Die Leber ist in der anthroposophischen Medizin dem Lebensleib und dem Wasserelement zugeordnet. Aufgabe des Lebensleibs (auch Ätherleib genannt) ist es, aus der rein stofflichen Welt etwas Lebendiges zu erschaffen. Genau das tut die Leber: Sie wandelt körperfremde Stoffe (etwas aus der Nahrung) in körpereigene Stoffe um. Diese aufbauenden, regenerierenden Prozesse laufen überwiegend in der Nacht ab. Dem gegenüber findet die Produktion von Gallenflüssigkeit eher tagsüber statt. Zu den abbauenden Prozessen gehört, dass Blutfarbstoff, Cholesterin, Medikamente und andere Stoffe umgewandelt und ausgeschieden werden. Für ihre Arbeit braucht die Leber das Wasserelement: Täglich wird sie von fast 2000 Litern Blut durchströmt, das sind etwa anderthalb Liter pro Minute.

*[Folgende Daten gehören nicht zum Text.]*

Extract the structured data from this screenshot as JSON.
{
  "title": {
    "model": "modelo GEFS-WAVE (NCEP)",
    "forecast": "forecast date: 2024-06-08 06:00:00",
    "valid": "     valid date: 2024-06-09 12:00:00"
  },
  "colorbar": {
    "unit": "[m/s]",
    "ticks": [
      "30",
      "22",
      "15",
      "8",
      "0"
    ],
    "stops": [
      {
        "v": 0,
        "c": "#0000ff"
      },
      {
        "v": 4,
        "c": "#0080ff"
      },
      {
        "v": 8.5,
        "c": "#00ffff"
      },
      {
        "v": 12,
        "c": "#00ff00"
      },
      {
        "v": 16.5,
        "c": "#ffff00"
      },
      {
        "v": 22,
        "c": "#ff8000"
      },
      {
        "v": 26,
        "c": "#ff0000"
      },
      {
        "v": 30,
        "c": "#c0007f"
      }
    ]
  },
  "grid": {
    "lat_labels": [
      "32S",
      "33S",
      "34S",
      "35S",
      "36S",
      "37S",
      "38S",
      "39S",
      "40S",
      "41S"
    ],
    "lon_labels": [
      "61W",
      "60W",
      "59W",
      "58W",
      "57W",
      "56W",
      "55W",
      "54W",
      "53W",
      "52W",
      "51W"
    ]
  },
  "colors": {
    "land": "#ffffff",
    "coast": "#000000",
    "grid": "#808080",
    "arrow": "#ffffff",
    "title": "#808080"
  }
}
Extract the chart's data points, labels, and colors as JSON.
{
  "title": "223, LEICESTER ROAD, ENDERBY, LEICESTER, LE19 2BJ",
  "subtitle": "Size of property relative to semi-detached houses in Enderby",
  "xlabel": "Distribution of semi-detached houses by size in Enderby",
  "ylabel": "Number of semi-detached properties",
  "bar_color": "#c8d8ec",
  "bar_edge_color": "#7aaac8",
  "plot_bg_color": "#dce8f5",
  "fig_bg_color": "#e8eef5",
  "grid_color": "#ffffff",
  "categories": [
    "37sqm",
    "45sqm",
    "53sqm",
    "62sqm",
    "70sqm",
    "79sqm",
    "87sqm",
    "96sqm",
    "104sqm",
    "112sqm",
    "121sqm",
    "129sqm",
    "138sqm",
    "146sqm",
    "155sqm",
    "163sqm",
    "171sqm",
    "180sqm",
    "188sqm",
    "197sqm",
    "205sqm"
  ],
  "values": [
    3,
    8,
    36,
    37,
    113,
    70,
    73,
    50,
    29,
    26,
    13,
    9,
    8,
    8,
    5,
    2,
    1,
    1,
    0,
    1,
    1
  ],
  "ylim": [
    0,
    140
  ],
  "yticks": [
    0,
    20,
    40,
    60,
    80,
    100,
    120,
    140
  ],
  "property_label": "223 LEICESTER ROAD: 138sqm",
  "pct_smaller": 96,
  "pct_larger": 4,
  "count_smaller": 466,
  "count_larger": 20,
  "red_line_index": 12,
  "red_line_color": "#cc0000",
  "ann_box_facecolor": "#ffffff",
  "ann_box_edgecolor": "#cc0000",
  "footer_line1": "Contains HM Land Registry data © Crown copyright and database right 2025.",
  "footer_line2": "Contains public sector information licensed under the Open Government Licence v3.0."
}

Sinnbildlich für den Lebensleib ist die hohe Regenerationskraft der Leber: Sie ist eines der wenigen Organe, die sich für eine Lebendspende eignen. Bei Erwachsenen werden bis zu 60 Prozent der Leber des Spenders entnommen und dem Empfänger eingesetzt. Sowohl beim Spender als auch beim Empfänger wächst die Leber nach der Transplantation und erreicht beinahe ihre ursprüngliche Größe.

ANTHROPOSOPHISCHE THERAPIE

Die anthroposophische Therapie zielt darauf ab, die Selbstheilungskräfte anzuregen. Dabei sollen die verschiedenen Ebenen des Menschen angesprochen werden. Verwendet werden Arz-neimittel aus den Naturreichen. Neben Einzel-mitteln (etwa Cichorium Stanno cultum D3) kommen Kombinationen (zum Beispiel Hepatodoron) zum Einsatz. Auch Wickel und Auflagen bilden wesentliche Bestandteile der anthroposophischen Therapie. Seelisch-geistige Aspekte können in der Biografiearbeit und Psychotherapie angesprochen und bearbeitet werden.

STECKBRIEF LEBER

Das zentrale Organ für den Aufbau des menschlichen Organismus schafft im besten Sinne des Wortes Leben. Die Leber hat eine schier unglaubliche Energie und verblüffende Fähigkeiten. Sie ist zweifellos ein Organ der Superlative.

Spitzenwerte

Kein anderes Organ erledigt so viele Aufgaben wie die Leber. Sie ist das schwerste Organ und die größte Drüse des Körpers. Außerdem erhält sie als einziges Organ Blut aus zwei Quellen: der Leberschlagader und der Pfortader.

Schmerzfrei

Da die Leber keine Nerven enthält, bleiben eine Fettleber und ihre Folgeerkrankungen lange schmerzfrei. Symptome wie Druck im Oberbauch entstehen beim Anschwellen der Leber durch Spannung in der Kapsel, die das Organ umhüllt. Müdigkeit gilt als „Schmerz der Leber“.

Mehr kann nur das Herz

Fast 2000 Liter Blut strömen Tag für Tag durch die Leber – damit gehört sie zu den besonders gut durchbluteten Organen. Mehr Blut fließt nur durchs Herz. Zusätzlich bildet die Leber 500 bis 800 Milliliter Gallenflüssigkeit am Tag.